French domains have eligibility requirements, which I met when I
registered a domain in 2013. In July 2023 I received a notification from
AFNIC (via my registrar, Gandi) saying if I couldn't prove eligibility,
they would suspend my domain in 7 days, and delete it in 30 days.
I figured there had been some mistake, and replied with eligibility
documents to prove eligibility. While waiting for a response, my partner
told me that she had tried to email me, but got a bounceback. Uh oh. My
domain was locked, whois was reporting ‘status: blocked’, its DNS records
were NXDOMAINing, and emails weren’t being delivered. Not good!
This was inconvenient since my domain was used to email for all sorts of
accounts: housing, government, finance, shopping, friends, etc.
Here’s the plan I came up with and followed, and some lessons learned from
the situation.
Audit DNS zonefile to see what else was on this domain: not much
thankfully!
Audit the last 2 months of email, to identify any frequent or recent
emails sent to this domain, and update email address on accounts.
Think through the risks of account takeover, if/when the domain is
registered by someone with eligibility.
Over the next few days, audit last 2 years of emails, and update those
too.
Try to appeal?
I received a response saying that though I had once been
eligibility, I no longer was eligible, and that I would soon lose
ownership.
At this point I'd already mitigated most of the damage, so gave up
on it.
Lessons learned
Ironically, I use a custom domain for email for naming longevity and the
rights that come with domain ownership. Lesson: just because there are
rights granted to some, doesn’t mean they’re granted to me.
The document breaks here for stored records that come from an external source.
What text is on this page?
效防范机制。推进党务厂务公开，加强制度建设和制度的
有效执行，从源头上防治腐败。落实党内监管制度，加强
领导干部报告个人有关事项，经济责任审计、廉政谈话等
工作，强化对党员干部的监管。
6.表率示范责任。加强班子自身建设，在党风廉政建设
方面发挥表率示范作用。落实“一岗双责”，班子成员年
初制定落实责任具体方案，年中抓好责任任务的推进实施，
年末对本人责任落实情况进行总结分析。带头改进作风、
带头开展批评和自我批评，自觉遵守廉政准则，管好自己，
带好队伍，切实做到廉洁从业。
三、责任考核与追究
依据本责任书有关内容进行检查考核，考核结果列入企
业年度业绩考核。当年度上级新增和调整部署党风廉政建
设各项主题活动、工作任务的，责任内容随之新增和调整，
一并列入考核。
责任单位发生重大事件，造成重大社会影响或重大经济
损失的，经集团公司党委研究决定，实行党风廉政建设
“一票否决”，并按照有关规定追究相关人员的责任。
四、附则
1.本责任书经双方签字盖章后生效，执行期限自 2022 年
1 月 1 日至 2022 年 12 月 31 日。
I should pick TLDs with looser eligibility requirements.
Things that went well
Nothing too bad happened! I learned of the issue quickly, saw most
recent emails were low value, and was able to change email address on
most accounts.
It felt liberating?
Though I lost the domain, I was able to transfer ownership of it to a
friend who could prove eligibility.
Thanks for Gandi for helping escalate this with AFNIC. I'm not sure
how well smaller registrar's would have fared here.
Things that went poorly
Having little timezone overlap with my registrar and registry meant most
communications went through a 24-hour roundtrip.
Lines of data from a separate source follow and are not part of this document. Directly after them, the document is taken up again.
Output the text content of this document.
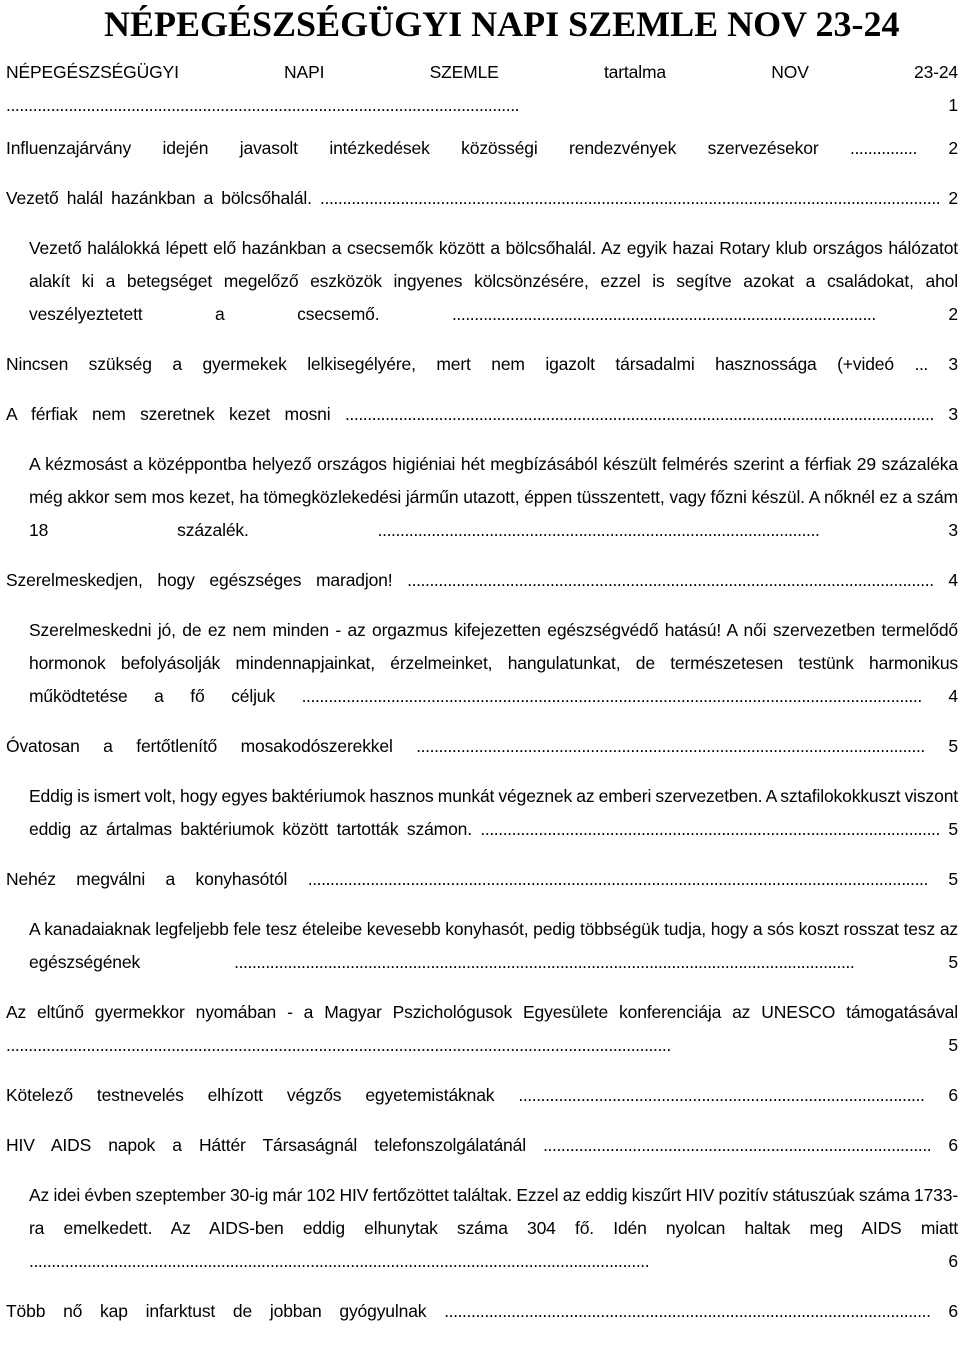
NÉPEGÉSZSÉGÜGYI NAPI SZEMLE NOV 23-24
NÉPEGÉSZSÉGÜGYI NAPI SZEMLE tartalma NOV 23-24 ...................................................................................................................	1
Influenzajárvány idején javasolt intézkedések közösségi rendezvények szervezésekor ............... 2
Vezető halál hazánkban a bölcsőhalál. ........................................................................................................................................... 2
Vezető halálokká lépett elő hazánkban a csecsemők között a bölcsőhalál. Az egyik hazai Rotary klub országos hálózatot alakít ki a betegséget megelőző eszközök ingyenes kölcsönzésére, ezzel is segítve azokat a családokat, ahol veszélyeztetett a csecsemő.	...............................................................................................	2
Nincsen szükség a gyermekek lelkisegélyére, mert nem igazolt társadalmi hasznossága (+videó ... 3
A férfiak nem szeretnek kezet mosni .................................................................................................................................... 3
A kézmosást a középpontba helyező országos higiéniai hét megbízásából készült felmérés szerint a férfiak 29 százaléka még akkor sem mos kezet, ha tömegközlekedési járműn utazott, éppen tüsszentett, vagy főzni készül. A nőknél ez a szám 18 százalék.	...................................................................................................	3
Szerelmeskedjen, hogy egészséges maradjon! ...................................................................................................................... 4
Szerelmeskedni jó, de ez nem minden - az orgazmus kifejezetten egészségvédő hatású! A női szervezetben termelődő hormonok befolyásolják mindennapjainkat, érzelmeinket, hangulatunkat, de természetesen testünk harmonikus működtetése a fő céljuk ........................................................................................................................................... 4
Óvatosan a fertőtlenítő mosakodószerekkel .................................................................................................................. 5
Eddig is ismert volt, hogy egyes baktériumok hasznos munkát végeznek az emberi szervezetben. A sztafilokokkuszt viszont eddig az ártalmas baktériumok között tartották számon. ....................................................................................................... 5
Nehéz megválni a konyhasótól ........................................................................................................................................... 5
A kanadaiaknak legfeljebb fele tesz ételeibe kevesebb konyhasót, pedig többségük tudja, hogy a sós koszt rosszat tesz az egészségének	...........................................................................................................................................	5
Az eltűnő gyermekkor nyomában - a Magyar Pszichológusok Egyesülete konferenciája az UNESCO támogatásával .....................................................................................................................................................	5
Kötelező testnevelés elhízott végzős egyetemistáknak ........................................................................................... 6
HIV AIDS napok a Háttér Társaságnál telefonszolgálatánál ....................................................................................... 6
Az idei évben szeptember 30-ig már 102 HIV fertőzöttet találtak. Ezzel az eddig kiszűrt HIV pozitív státuszúak száma 1733-ra emelkedett. Az AIDS-ben eddig elhunytak száma 304 fő. Idén nyolcan haltak meg AIDS miatt ...........................................................................................................................................	6
Több nő kap infarktust de jobban gyógyulnak ............................................................................................................. 6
This would have been worse if my registrar and registry were in
different timezones: I have more flexible hours than their support
teams.
I lost access to some sites
Sites that I relied on "Login via email link" rather than
username-password: healthchecks.io, liberapay, ...
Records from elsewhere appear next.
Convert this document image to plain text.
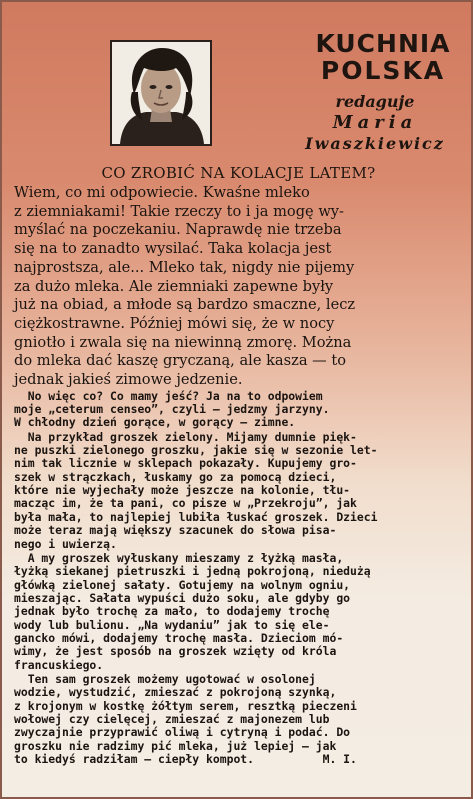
KUCHNIA
POLSKA
redaguje
Maria
Iwaszkiewicz
CO ZROBIĆ NA KOLACJE LATEM?

Wiem, co mi odpowiecie. Kwaśne mleko
z ziemniakami! Takie rzeczy to i ja mogę wy-
myślać na poczekaniu. Naprawdę nie trzeba
się na to zanadto wysilać. Taka kolacja jest
najprostsza, ale... Mleko tak, nigdy nie pijemy
za dużo mleka. Ale ziemniaki zapewne były
już na obiad, a młode są bardzo smaczne, lecz
ciężkostrawne. Później mówi się, że w nocy
gniotło i zwala się na niewinną zmorę. Można
do mleka dać kaszę gryczaną, ale kasza — to
jednak jakieś zimowe jedzenie.

No więc co? Co mamy jeść? Ja na to odpowiem
moje „ceterum censeo”, czyli — jedzmy jarzyny.
W chłodny dzień gorące, w gorący — zimne.

Na przykład groszek zielony. Mijamy dumnie pięk-
ne puszki zielonego groszku, jakie się w sezonie let-
nim tak licznie w sklepach pokazały. Kupujemy gro-
szek w strączkach, łuskamy go za pomocą dzieci,
które nie wyjechały może jeszcze na kolonie, tłu-
macząc im, że ta pani, co pisze w „Przekroju”, jak
była mała, to najlepiej lubiła łuskać groszek. Dzieci
może teraz mają większy szacunek do słowa pisa-
nego i uwierzą.

A my groszek wyłuskany mieszamy z łyżką masła,
łyżką siekanej pietruszki i jedną pokrojoną, niedużą
główką zielonej sałaty. Gotujemy na wolnym ogniu,
mieszając. Sałata wypuści dużo soku, ale gdyby go
jednak było trochę za mało, to dodajemy trochę
wody lub bulionu. „Na wydaniu” jak to się ele-
gancko mówi, dodajemy trochę masła. Dzieciom mó-
wimy, że jest sposób na groszek wzięty od króla
francuskiego.

Ten sam groszek możemy ugotować w osolonej
wodzie, wystudzić, zmieszać z pokrojoną szynką,
z krojonym w kostkę żółtym serem, resztką pieczeni
wołowej czy cielęcej, zmieszać z majonezem lub
zwyczajnie przyprawić oliwą i cytryną i podać. Do
groszku nie radzimy pić mleka, już lepiej — jak
to kiedyś radziłam — ciepły kompot.          M. I.
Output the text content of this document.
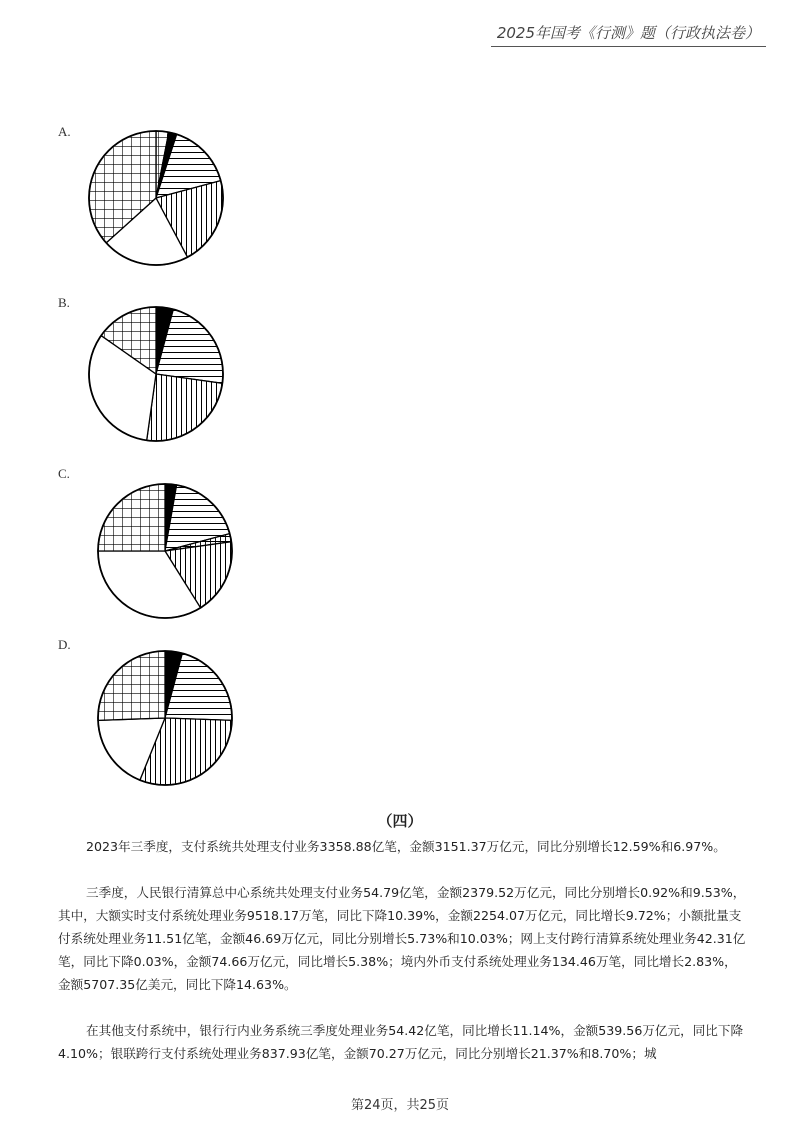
2025年国考《行测》题（行政执法卷）
A.
B.
C.
D.
（四）

2023年三季度，支付系统共处理支付业务3358.88亿笔，金额3151.37万亿元，同比分别增长12.59%和6.97%。

三季度，人民银行清算总中心系统共处理支付业务54.79亿笔，金额2379.52万亿元，同比分别增长0.92%和9.53%，其中，大额实时支付系统处理业务9518.17万笔，同比下降10.39%，金额2254.07万亿元，同比增长9.72%；小额批量支付系统处理业务11.51亿笔，金额46.69万亿元，同比分别增长5.73%和10.03%；网上支付跨行清算系统处理业务42.31亿笔，同比下降0.03%，金额74.66万亿元，同比增长5.38%；境内外币支付系统处理业务134.46万笔，同比增长2.83%，金额5707.35亿美元，同比下降14.63%。

在其他支付系统中，银行行内业务系统三季度处理业务54.42亿笔，同比增长11.14%，金额539.56万亿元，同比下降4.10%；银联跨行支付系统处理业务837.93亿笔，金额70.27万亿元，同比分别增长21.37%和8.70%；城

第24页，共25页
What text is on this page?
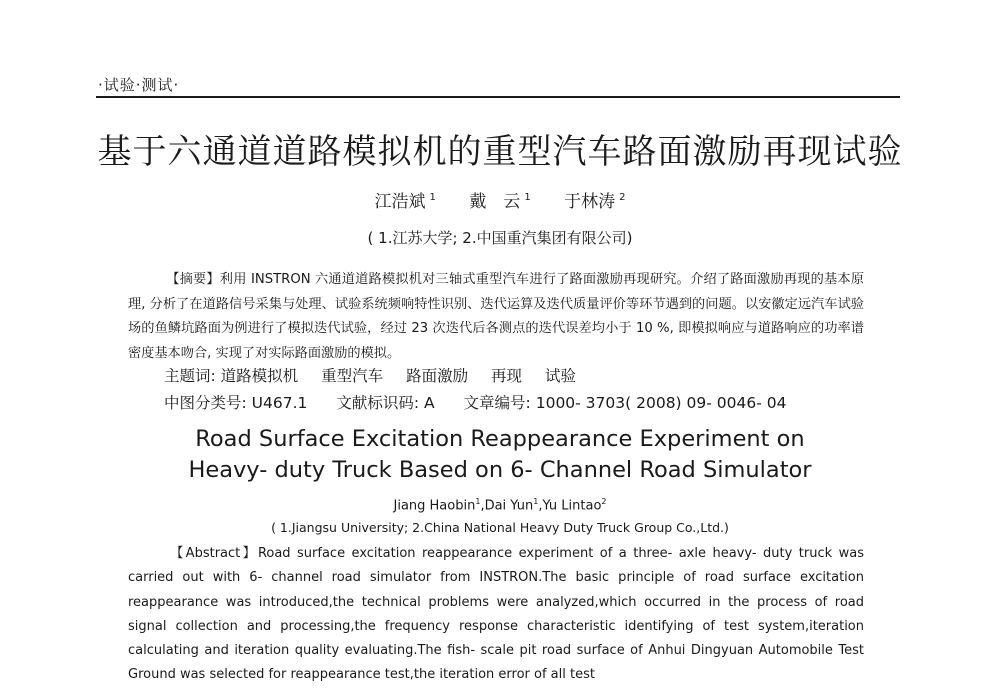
·试验·测试·
基于六通道道路模拟机的重型汽车路面激励再现试验
江浩斌 $^1$ 戴　云 $^1$ 于林涛 $^2$
( 1.江苏大学; 2.中国重汽集团有限公司)
【摘要】利用 INSTRON 六通道道路模拟机对三轴式重型汽车进行了路面激励再现研究。介绍了路面激励再现的基本原理, 分析了在道路信号采集与处理、试验系统频响特性识别、迭代运算及迭代质量评价等环节遇到的问题。以安徽定远汽车试验场的鱼鳞坑路面为例进行了模拟迭代试验，经过 23 次迭代后各测点的迭代误差均小于 10 %, 即模拟响应与道路响应的功率谱密度基本吻合, 实现了对实际路面激励的模拟。
主题词: 道路模拟机 重型汽车 路面激励 再现 试验
中图分类号: U467.1 文献标识码: A 文章编号: 1000- 3703( 2008) 09- 0046- 04
Road Surface Excitation Reappearance Experiment on
Heavy- duty Truck Based on 6- Channel Road Simulator
Jiang Haobin$^1$,Dai Yun$^1$,Yu Lintao$^2$
( 1.Jiangsu University; 2.China National Heavy Duty Truck Group Co.,Ltd.)
【Abstract】Road surface excitation reappearance experiment of a three- axle heavy- duty truck was carried out with 6- channel road simulator from INSTRON.The basic principle of road surface excitation reappearance was introduced,the technical problems were analyzed,which occurred in the process of road signal collection and processing,the frequency response characteristic identifying of test system,iteration calculating and iteration quality evaluating.The fish- scale pit road surface of Anhui Dingyuan Automobile Test Ground was selected for reappearance test,the iteration error of all test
Sites that don’t support renames: Epic Games, shopping, ...
I had e-tickets sent to this domain for an event I was attending. I
couldn’t update the email address, so didn’t receive any ticket
updates that might have been sent. The event went fine though!
Things that were lucky
I only used this domain for email addresses on some accounts, rather
than anything public (e.g. websites, GIT_COMMITTER_EMAIL)
My partner noticed her email to me had bounced.
I usually have monitoring for websites, but this domain was
email-only, so I had no automated alerts.
I’ve since added DNS monitoring for all domains.
I only lost DNS on one domain! If my DNS provider blocked my domains
(for whatever reasons), that would have been more inconvenient.